Discord’a gelmek isterseniz TIKLAYIN!
※ ※ ※ ※ ※ ※ ※ ※ ※ ※
──Bazen Rem, onun kafasının gerçekten çalışıp çalışmadığından ciddi ciddi şüphe ederdi. Örneğin, Rem mola vaktinde onu yerde uyurken gördüğünde olduğu gibi.
Rem: “Subaru-kun, böyle bir yerde uyursan üşüteceksin.”
Sıcak güneş ışığıyla boyanmış terasta, uyuyakalmış Subaru’yu uyandırmamak için Rem, “incecik bir sesle” ona fısıldadı.
Onu uyandırmamış olması -her ne kadar uyandırmak üzereymiş gibi görünse de- Rem’in büyük bir ahlâk anlayışına sahip olmasındandı.
Rem: “Aman ya, Subaru-kun gerçekten iyi durumda değil.”
Bunu mutlu bir ses tonunda söyleyen Rem, güneşin tadını çıkaran Subaru’nun yanında kalmaya karar verdi. Sonuçta iş hazırlığa bakardı. O andan itibaren Rem’in telaşlı hâli gözle zar zor fark edilebiliyordu, işini oldukça hızlı ve özenli şekilde hallediyordu.
Subaru’nun yanına yakındaki sandalyeyi çekti ve uyumakta olan Subaru üşütmesin diye üzerini örttü. Devamında, uyanınca canı çekerse diye masaya atıştırmalık ve çay koydu. Ablası Ram’ın gelip bölmediğinden emin olmak için de ona zemin katta bir iş verdi.
Emilia’ya atıştırmalık ve çay ikram ederek kendi odasında dinlenmesini söyledi. Ardından, Roswaal’ın kendini ofisine kapatacağından emin olmak için tüm belgeleri topladı ve ona teslim etti. Beatrice’in ortaya çıkma ihtimaline karşı, etrafındaki tüm kapıları kapattı. Ve -son ama en önemlisi- Rem, Natsuki Subaru’nun yanına oturdu.
O zaman bile Rem, “Subaru-kun’un gölgesinden asla ayrılma” şeklinde kendini kısıtlayan o kuralı koyduğundan beri aklından çıkarmamıştı. Subaru kusmuğu gibi koksa bile, elinden geldiğince onun yanında duracaktı.

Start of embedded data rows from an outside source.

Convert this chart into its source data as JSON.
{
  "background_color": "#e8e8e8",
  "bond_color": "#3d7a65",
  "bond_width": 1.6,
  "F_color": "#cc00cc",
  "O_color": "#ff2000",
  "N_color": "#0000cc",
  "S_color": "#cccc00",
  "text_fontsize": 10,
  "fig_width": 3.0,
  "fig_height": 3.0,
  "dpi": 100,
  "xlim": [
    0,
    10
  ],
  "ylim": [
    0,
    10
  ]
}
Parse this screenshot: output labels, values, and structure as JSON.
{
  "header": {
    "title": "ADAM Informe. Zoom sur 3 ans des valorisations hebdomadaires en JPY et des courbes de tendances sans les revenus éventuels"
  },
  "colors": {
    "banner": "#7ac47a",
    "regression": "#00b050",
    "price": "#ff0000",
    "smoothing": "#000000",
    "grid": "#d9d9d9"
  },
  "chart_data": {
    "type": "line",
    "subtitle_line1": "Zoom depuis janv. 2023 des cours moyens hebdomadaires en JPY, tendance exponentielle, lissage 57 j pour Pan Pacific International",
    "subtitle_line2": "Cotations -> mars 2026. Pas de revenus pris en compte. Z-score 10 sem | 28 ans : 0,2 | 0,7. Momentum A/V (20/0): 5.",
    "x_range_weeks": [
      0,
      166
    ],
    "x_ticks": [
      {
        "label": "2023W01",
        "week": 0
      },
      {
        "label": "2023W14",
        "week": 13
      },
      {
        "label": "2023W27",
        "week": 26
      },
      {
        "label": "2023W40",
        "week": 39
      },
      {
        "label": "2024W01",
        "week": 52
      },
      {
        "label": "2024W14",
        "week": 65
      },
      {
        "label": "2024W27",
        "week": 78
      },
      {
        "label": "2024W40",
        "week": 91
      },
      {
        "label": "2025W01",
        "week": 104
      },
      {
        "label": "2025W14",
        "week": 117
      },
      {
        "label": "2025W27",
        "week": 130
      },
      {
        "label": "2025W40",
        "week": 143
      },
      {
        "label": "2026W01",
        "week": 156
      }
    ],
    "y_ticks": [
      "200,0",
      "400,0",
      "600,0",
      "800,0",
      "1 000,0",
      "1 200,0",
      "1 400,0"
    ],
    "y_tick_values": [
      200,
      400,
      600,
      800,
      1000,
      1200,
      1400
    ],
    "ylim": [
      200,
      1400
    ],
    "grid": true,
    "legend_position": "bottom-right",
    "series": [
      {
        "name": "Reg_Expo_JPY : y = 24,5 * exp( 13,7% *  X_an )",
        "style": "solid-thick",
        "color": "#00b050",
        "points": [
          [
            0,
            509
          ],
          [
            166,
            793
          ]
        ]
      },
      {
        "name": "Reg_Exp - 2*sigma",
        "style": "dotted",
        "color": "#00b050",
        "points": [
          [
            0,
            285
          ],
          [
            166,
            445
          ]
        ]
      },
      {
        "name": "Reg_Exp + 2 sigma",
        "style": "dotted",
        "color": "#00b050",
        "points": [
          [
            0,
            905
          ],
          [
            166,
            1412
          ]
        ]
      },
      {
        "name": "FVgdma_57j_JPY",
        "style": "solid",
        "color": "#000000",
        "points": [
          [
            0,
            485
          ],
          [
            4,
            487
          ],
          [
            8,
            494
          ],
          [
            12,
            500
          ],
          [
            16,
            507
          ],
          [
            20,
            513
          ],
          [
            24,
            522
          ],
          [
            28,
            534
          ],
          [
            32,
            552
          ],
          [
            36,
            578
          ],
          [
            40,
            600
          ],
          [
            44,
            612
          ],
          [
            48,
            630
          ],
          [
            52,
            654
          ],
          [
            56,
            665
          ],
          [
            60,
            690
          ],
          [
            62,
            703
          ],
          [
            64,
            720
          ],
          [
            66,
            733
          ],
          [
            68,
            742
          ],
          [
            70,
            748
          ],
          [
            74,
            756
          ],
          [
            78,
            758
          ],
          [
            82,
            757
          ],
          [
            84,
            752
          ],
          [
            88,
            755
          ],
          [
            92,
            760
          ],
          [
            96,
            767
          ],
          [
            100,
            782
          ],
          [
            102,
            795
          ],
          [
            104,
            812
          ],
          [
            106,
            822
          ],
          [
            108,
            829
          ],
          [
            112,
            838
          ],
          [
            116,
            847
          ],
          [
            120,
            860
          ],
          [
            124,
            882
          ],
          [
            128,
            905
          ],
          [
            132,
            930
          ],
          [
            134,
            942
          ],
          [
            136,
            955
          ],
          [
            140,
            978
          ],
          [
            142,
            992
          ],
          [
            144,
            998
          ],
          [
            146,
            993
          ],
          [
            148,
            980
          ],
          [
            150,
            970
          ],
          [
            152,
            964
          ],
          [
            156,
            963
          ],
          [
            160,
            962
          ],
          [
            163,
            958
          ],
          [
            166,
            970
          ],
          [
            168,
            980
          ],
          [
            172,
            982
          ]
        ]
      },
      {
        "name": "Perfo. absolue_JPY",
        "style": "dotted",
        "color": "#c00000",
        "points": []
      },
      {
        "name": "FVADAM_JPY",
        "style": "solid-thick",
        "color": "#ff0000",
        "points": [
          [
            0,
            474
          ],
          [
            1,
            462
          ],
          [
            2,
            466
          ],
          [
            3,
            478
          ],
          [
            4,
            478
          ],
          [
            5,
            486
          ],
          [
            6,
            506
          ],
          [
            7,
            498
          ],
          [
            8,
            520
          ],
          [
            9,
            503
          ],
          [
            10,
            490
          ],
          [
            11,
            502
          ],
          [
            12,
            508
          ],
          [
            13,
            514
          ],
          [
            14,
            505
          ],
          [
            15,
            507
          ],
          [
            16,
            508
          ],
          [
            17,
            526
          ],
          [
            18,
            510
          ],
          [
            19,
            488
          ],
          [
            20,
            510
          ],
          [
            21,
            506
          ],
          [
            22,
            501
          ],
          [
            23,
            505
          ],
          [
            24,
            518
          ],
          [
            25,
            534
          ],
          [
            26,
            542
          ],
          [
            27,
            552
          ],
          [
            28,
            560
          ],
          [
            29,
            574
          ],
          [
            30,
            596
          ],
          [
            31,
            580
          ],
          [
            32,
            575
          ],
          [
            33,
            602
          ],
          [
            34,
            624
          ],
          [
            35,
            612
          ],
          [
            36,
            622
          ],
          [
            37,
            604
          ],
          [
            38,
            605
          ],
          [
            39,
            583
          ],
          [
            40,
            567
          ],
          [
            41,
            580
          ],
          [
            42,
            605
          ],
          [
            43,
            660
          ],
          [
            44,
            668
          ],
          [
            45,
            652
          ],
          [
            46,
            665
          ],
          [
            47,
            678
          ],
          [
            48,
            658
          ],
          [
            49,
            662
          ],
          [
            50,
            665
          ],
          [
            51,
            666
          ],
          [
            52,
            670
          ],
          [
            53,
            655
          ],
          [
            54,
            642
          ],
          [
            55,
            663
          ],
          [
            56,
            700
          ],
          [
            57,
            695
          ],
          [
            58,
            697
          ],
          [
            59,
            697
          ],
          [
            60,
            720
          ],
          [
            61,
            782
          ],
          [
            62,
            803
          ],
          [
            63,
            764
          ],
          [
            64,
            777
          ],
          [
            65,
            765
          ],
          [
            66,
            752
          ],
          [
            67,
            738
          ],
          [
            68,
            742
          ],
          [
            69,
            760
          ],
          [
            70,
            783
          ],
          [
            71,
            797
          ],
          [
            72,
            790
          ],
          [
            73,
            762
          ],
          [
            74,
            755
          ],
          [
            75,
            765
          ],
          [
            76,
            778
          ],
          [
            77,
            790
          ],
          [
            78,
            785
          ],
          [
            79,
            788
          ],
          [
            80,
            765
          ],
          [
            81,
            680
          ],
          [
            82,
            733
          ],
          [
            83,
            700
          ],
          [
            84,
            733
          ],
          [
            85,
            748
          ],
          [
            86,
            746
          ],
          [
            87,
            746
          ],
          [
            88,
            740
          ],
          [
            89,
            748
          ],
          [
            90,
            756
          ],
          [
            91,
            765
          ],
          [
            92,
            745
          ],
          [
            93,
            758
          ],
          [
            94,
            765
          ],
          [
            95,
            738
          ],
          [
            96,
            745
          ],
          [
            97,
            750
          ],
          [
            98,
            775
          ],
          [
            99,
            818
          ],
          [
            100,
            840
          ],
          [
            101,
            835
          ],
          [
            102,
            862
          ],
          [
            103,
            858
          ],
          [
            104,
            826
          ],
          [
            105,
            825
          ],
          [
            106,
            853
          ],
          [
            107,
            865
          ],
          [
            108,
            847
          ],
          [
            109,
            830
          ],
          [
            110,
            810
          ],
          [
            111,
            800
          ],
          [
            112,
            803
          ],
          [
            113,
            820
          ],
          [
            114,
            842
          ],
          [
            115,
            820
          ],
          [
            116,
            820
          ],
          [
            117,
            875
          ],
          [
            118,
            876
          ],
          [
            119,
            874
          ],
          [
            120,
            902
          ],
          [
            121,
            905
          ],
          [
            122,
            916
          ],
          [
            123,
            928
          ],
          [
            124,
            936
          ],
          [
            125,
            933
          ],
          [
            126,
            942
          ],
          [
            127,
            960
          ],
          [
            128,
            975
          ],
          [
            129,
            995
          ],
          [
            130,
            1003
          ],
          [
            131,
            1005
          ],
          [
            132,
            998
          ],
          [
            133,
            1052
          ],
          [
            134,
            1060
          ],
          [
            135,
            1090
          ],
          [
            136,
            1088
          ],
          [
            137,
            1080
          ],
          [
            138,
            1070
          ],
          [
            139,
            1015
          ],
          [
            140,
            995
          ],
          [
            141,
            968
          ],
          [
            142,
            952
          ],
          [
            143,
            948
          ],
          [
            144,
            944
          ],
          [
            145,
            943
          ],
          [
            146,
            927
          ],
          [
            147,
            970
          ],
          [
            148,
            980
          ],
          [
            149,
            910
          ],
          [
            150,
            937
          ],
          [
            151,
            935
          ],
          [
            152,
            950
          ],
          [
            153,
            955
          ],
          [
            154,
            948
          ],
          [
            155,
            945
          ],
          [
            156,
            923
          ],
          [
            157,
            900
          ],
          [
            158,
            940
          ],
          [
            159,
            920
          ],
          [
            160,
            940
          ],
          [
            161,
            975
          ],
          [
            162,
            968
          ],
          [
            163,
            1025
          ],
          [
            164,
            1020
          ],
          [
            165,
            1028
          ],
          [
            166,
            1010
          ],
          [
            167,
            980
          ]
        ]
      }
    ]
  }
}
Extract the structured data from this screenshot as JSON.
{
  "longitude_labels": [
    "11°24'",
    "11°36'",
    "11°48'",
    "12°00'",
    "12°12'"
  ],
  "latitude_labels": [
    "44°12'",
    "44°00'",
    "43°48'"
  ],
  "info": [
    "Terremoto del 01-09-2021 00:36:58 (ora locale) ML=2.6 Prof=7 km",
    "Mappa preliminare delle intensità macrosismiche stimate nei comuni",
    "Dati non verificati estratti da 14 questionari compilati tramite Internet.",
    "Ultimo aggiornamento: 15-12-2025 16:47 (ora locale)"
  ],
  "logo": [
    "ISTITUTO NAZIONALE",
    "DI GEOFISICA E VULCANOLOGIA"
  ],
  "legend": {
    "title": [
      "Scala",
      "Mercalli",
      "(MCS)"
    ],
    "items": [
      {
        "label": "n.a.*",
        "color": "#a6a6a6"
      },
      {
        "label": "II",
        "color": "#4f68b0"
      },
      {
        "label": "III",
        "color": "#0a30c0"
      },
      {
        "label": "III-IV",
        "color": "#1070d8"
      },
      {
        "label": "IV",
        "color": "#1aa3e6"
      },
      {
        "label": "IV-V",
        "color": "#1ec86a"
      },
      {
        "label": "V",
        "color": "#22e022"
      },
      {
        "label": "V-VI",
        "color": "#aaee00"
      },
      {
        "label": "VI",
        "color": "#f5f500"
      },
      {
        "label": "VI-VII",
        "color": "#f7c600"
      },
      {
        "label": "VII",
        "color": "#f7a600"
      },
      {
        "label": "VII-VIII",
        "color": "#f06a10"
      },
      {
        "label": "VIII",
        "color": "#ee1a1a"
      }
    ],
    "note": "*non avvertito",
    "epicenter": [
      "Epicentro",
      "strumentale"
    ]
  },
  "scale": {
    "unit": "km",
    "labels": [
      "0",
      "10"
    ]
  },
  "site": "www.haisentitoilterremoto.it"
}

Ama yine de Rem -tutkusunu hiç bastırmadan- Subaru sınırına ulaşana kadar onun yanında kalmak istediğini söylemişti. Belirgin bir şekilde Rem sürekli Subaru’ya bakıyordu, bakışları âdeta onu delip geçecekmiş gibiydi.
Rem: “Aa~ah… Subaru-kun çok tatlı…”
Başka zamanlarda yumuşak bakışlarını kimseciklere dahi göstermeyen Rem, iş Subaru oldu mu -uyku hâlinde olsa bile- yüzünü zevkle seyrederdi.
Genelde keskin bakışları gereksiz yere göz korkutur, ağzı da öylesine durmaksızın gevezelik ederdi ki “konuşmazsa ölür” zannederdiniz, sırtını dik tutmaya özellikle dikkat etmedikçe omuzları da sürekli öne eğik şekilde dururdu── ama narince uyuyan, kendinden geçen Subaru’yu gördü mü tüm bu endişeler Rem’in zihninden silinip giderdi.
Subaru: “…R…em?”
Fark ettiğinde, Rem’in yüzü Subaru’nun yüzüne o kadar yakındı ki nefesi Subaru’nun gözlerinde hissedilebiliyordu. Kalbi patlamak üzere olan Rem, bu duygularını bir gülümsemeyle gizledi.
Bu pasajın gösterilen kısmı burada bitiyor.